What do you predict is the next big step in environmental science?

I think we will see major advances in our understanding of how food, air, and water contaminants affect our biochemistry and how altered biochemistry affects our health.

For students, what is the prime motivation for studying this field?

Learning how to combine data and basic quantitative reasoning tools to answer practical and urgent questions is an essential skill in an age in which human activity has so hugely altered our life support system (i.e., the environment).

What made you want to revise this book now? What have you learned from this revision?

My initial motivation for a revision was updating all the out-of-date (by 40 years!) information in the first edition. But then I realized it would be also useful to add major new topics, including probability, toxic chemicals, radiation and radioactivity, and the spread of disease, along with 101 new homework problems.

I think I have further honed my ability to provide understandable explanations of quantitative methods, but readers will have to decide that.

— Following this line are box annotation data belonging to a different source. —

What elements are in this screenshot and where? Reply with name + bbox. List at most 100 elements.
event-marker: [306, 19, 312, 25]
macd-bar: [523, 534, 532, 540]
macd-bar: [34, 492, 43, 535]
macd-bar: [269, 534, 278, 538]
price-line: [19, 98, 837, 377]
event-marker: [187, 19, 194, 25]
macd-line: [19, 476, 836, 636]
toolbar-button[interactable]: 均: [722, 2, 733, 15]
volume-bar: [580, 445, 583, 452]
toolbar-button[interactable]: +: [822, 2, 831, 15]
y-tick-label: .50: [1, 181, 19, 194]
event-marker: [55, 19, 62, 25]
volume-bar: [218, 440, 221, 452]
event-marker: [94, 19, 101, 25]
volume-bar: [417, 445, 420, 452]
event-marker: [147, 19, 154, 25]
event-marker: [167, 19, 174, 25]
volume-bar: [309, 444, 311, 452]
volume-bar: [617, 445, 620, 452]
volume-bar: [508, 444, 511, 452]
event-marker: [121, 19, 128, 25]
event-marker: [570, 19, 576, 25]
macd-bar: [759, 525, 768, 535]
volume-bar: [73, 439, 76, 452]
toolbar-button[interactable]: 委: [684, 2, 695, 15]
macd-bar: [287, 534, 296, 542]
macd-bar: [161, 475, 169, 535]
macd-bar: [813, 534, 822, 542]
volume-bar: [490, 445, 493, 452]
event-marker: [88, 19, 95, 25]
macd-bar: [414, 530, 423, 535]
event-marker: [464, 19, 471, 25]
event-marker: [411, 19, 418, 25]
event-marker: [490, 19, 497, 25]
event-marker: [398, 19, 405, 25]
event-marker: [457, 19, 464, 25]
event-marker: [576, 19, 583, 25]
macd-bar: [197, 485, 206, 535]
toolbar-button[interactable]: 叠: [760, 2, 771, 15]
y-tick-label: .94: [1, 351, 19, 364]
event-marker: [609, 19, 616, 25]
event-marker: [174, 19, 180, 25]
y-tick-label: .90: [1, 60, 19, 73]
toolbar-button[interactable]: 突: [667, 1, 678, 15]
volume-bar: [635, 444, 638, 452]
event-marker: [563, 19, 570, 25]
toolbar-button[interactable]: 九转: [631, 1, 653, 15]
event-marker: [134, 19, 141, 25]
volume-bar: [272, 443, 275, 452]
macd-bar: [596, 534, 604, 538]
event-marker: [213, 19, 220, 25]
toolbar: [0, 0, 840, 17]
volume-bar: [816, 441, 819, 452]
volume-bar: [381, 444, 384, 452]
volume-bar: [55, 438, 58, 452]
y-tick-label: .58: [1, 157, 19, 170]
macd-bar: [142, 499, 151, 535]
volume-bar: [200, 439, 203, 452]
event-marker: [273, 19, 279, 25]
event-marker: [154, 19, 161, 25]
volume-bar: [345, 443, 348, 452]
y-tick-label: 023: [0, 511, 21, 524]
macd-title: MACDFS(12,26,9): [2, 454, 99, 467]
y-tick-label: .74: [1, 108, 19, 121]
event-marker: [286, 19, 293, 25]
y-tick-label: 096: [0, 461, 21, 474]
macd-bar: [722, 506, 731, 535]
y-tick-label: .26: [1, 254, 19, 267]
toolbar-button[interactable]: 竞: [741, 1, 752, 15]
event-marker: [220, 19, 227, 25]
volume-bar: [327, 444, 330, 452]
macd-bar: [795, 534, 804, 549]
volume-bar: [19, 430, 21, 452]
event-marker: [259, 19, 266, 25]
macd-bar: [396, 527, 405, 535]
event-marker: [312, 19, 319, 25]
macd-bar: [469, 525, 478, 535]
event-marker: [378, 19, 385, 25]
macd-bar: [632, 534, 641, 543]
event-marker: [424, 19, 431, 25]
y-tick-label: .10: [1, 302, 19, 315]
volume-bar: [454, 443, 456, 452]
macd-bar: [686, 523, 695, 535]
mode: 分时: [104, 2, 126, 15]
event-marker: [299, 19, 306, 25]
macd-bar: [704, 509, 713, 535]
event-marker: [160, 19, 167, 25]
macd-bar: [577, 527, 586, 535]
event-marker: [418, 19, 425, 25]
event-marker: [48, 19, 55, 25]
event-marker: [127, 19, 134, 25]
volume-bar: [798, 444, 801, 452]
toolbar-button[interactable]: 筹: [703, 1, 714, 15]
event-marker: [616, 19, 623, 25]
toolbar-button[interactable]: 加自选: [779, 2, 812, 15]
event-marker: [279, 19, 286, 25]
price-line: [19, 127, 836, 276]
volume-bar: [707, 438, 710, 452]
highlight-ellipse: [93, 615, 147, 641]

What will be the measure by which you gauge this new book’s success?

I would be most gratified if readers who were formerly terrified of math, or even just doubted their ability to apply math, discovered, upon working with this book, that they derived pleasure and a sense of accomplishment from exercising their math muscles.

Your epilogue gives readers some concrete steps to inspire them to be scientist-activists. Do you feel that one of these steps is the most important? Are there other actions you’ve thought of since writing the manuscript?

Perhaps two of the steps will be most helpful. Number 2 [“Avoid dangerous dichotomies”] because dangerous dichotomies corrupt clear thinking in many spheres of life, not just the environmental, and finding perspectives that reconcile seemingly incompatible choices can be a liberating activity. Number 8 [“Heed the elderly astronomer”] because what we do not cherish, we will not save.

Eight steps was enough for the Buddha . . . and for my readers.